BofA strategists highlighted the current state of the US dollar, noting that while there is no trade deficit emergency prompting immediate tariffs, a partial reduction in the risk premium implied by the DXY index is evident.

The firm pointed out that some tariff risk premium is likely to remain due to ongoing uncertainty, but the more pressing short-term risk for the dollar comes from its proximity to CTA stop-loss levels.

The analysis by BofA suggests that despite concerns over tariffs and potential changes in trade policy, the US dollar has maintained its strength. This resilience is partially attributed to a lack of significant deceleration in the US services sector, which continues to support the currency against potential sell-offs.

The firm’s observation indicates that while tariff discussions and CTA unwinds are factors in the market, they have not yet led to a noticeable slowdown in the services industry compared to manufacturing.

The US dollar has seen an optical benefit from the equity sell-off that began in mid-December, according to BofA. However, this apparent risk-off bid is less obvious when examined more closely.

The analysts suggest that the dollar’s strength is more likely driven by the emergence of a tariff risk premium, which has implications for both currency and equity markets. This is reflected in the disparity between the DXY and the level implied by rate differentials, even after the sell-off on Inauguration Day.

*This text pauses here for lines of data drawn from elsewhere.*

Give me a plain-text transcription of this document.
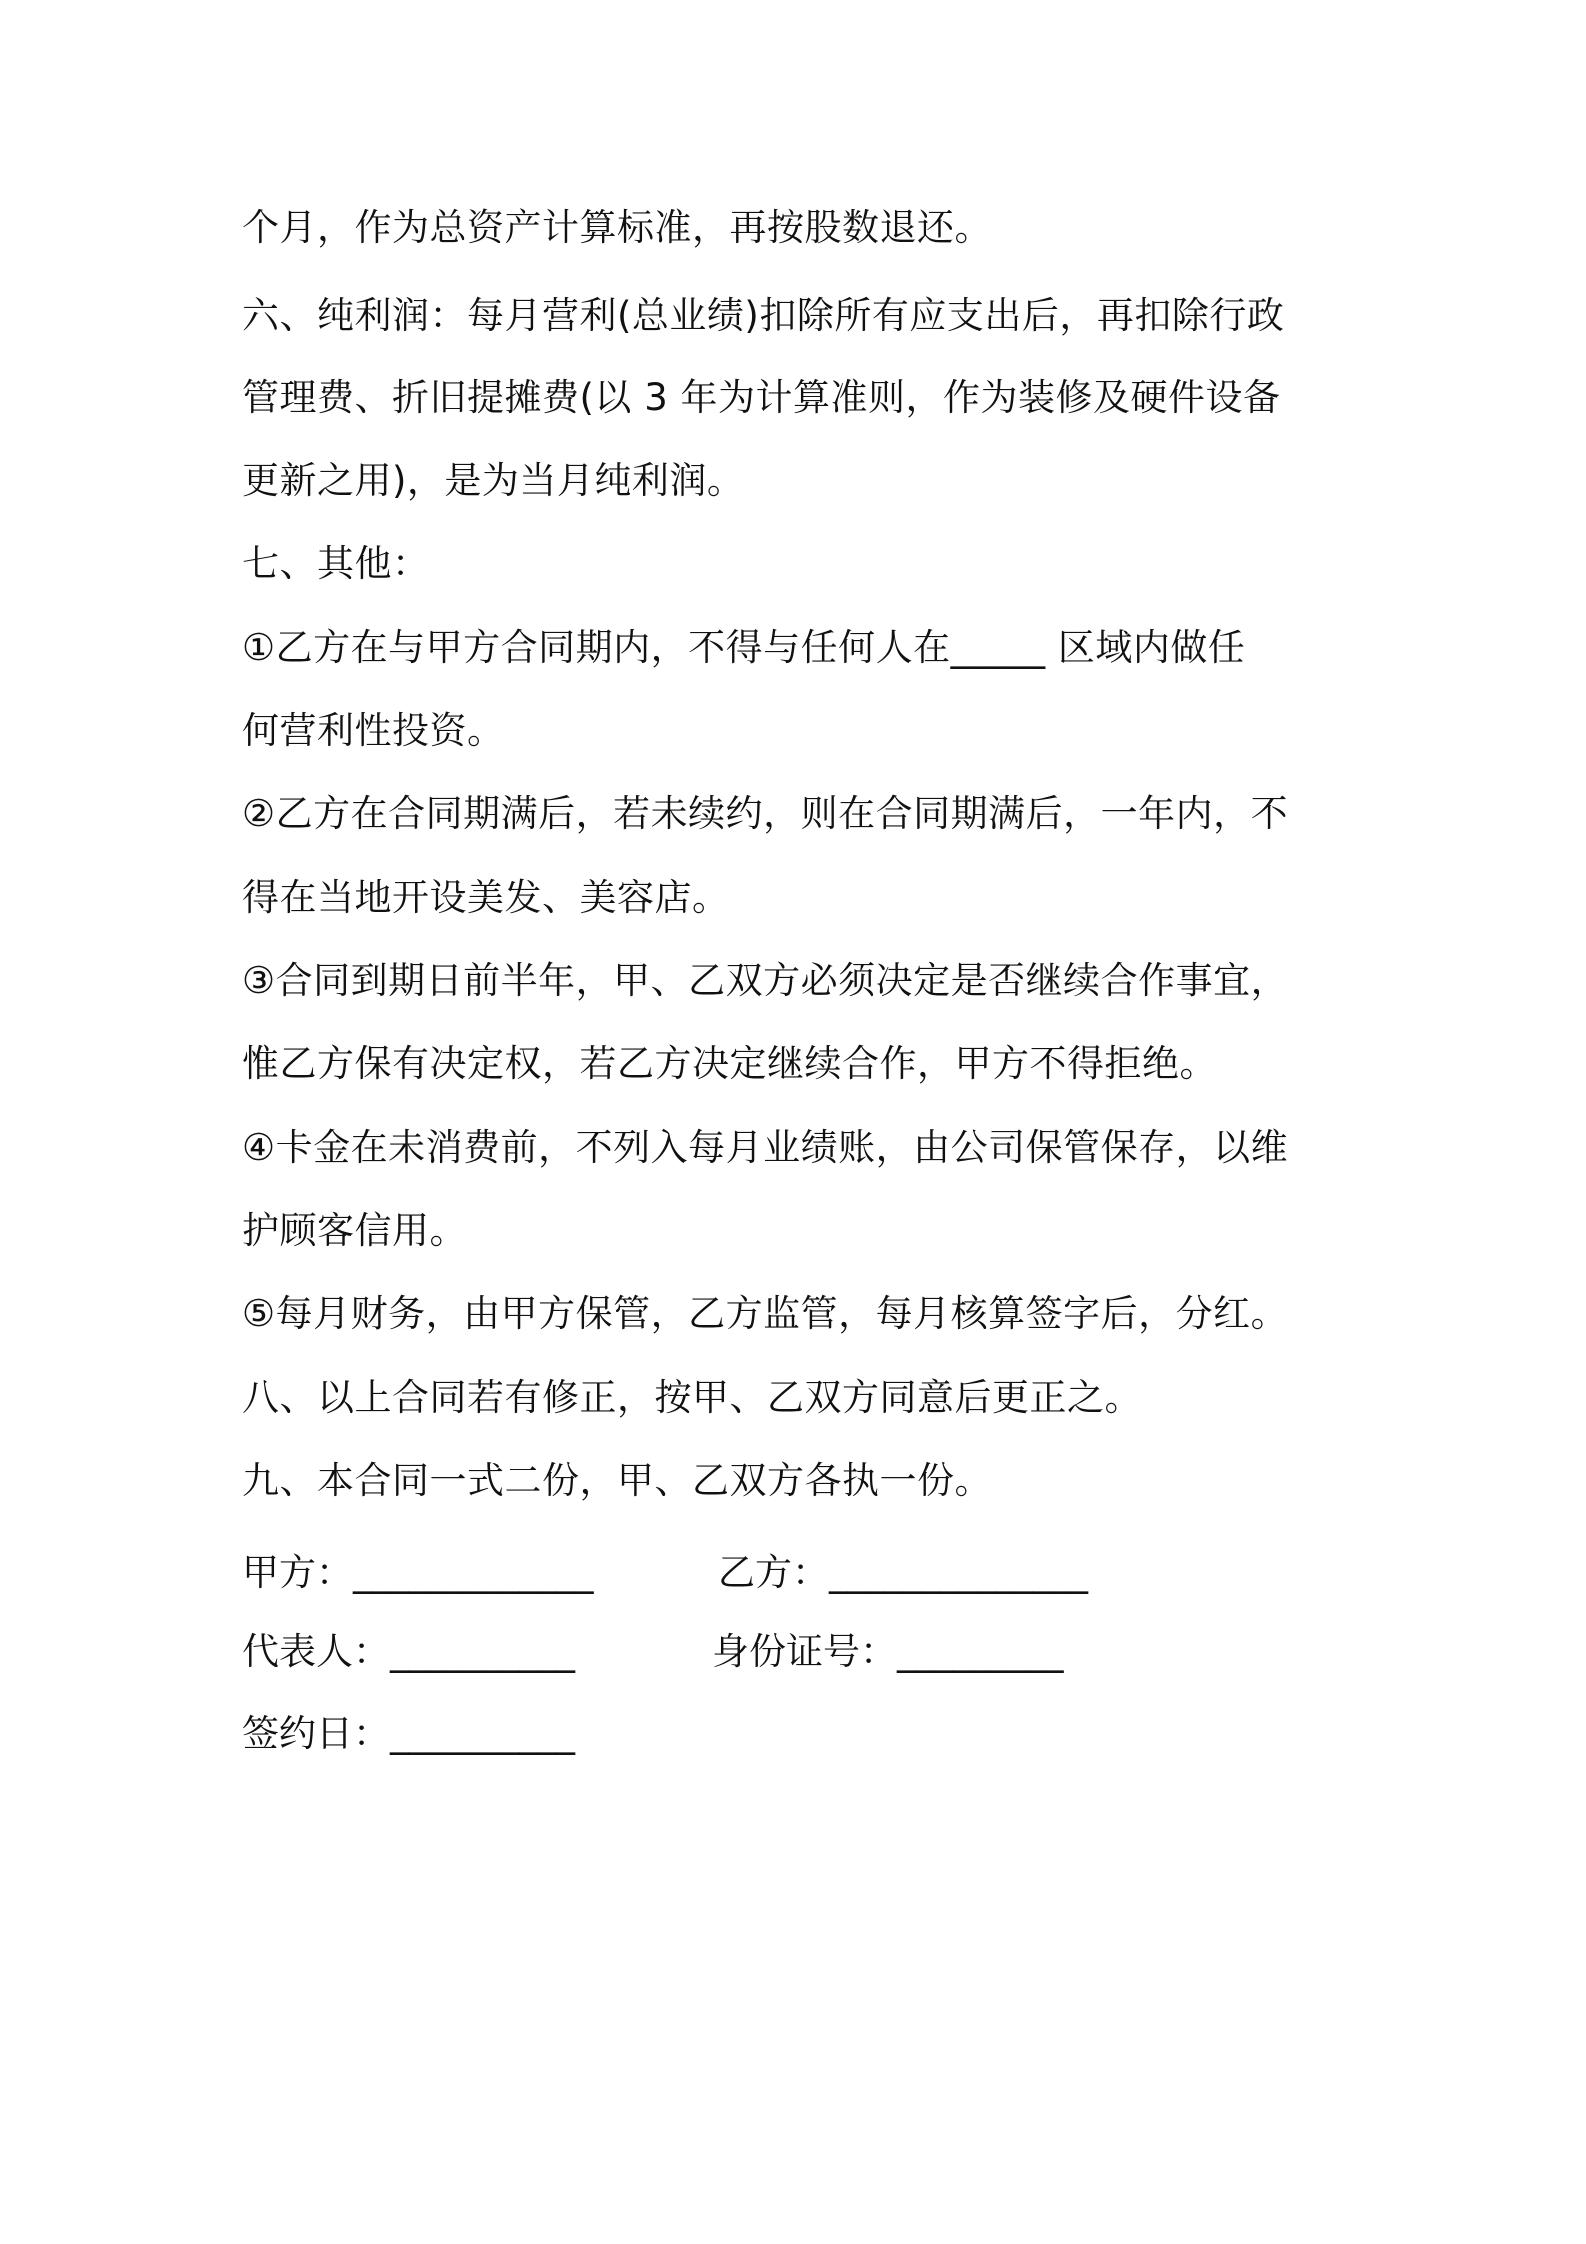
个月，作为总资产计算标准，再按股数退还。
六、纯利润：每月营利(总业绩)扣除所有应支出后，再扣除行政
管理费、折旧提摊费(以 3 年为计算准则，作为装修及硬件设备
更新之用)，是为当月纯利润。
七、其他：
①乙方在与甲方合同期内，不得与任何人在_____ 区域内做任
何营利性投资。
②乙方在合同期满后，若未续约，则在合同期满后，一年内，不
得在当地开设美发、美容店。
③合同到期日前半年，甲、乙双方必须决定是否继续合作事宜，
惟乙方保有决定权，若乙方决定继续合作，甲方不得拒绝。
④卡金在未消费前，不列入每月业绩账，由公司保管保存，以维
护顾客信用。
⑤每月财务，由甲方保管，乙方监管，每月核算签字后，分红。
八、以上合同若有修正，按甲、乙双方同意后更正之。
九、本合同一式二份，甲、乙双方各执一份。
甲方：_____________	乙方：______________
代表人：__________	身份证号：_________
签约日：__________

BofA’s analysis indicates that while some level of risk premium due to tariff uncertainty is expected to persist, there is no immediate threat of a major decline in the US dollar’s value. The analysts emphasize that the lack of a deceleration in US services relative to manufacturing is a crucial factor in preventing a peak in the USD. This suggests that as long as the services sector remains robust, the dollar is likely to retain its floor against sell-offs.

In conclusion, BofA’s commentary provides an assessment of the US dollar’s performance in the face of tariff discussions and market movements. The firm’s analysts have identified the proximity to CTA stop-loss levels as a more significant immediate risk to dollar bulls than the ongoing tariff noise. The continued strength in US services is seen as a key support for the currency, helping to mitigate the impact of other market risks.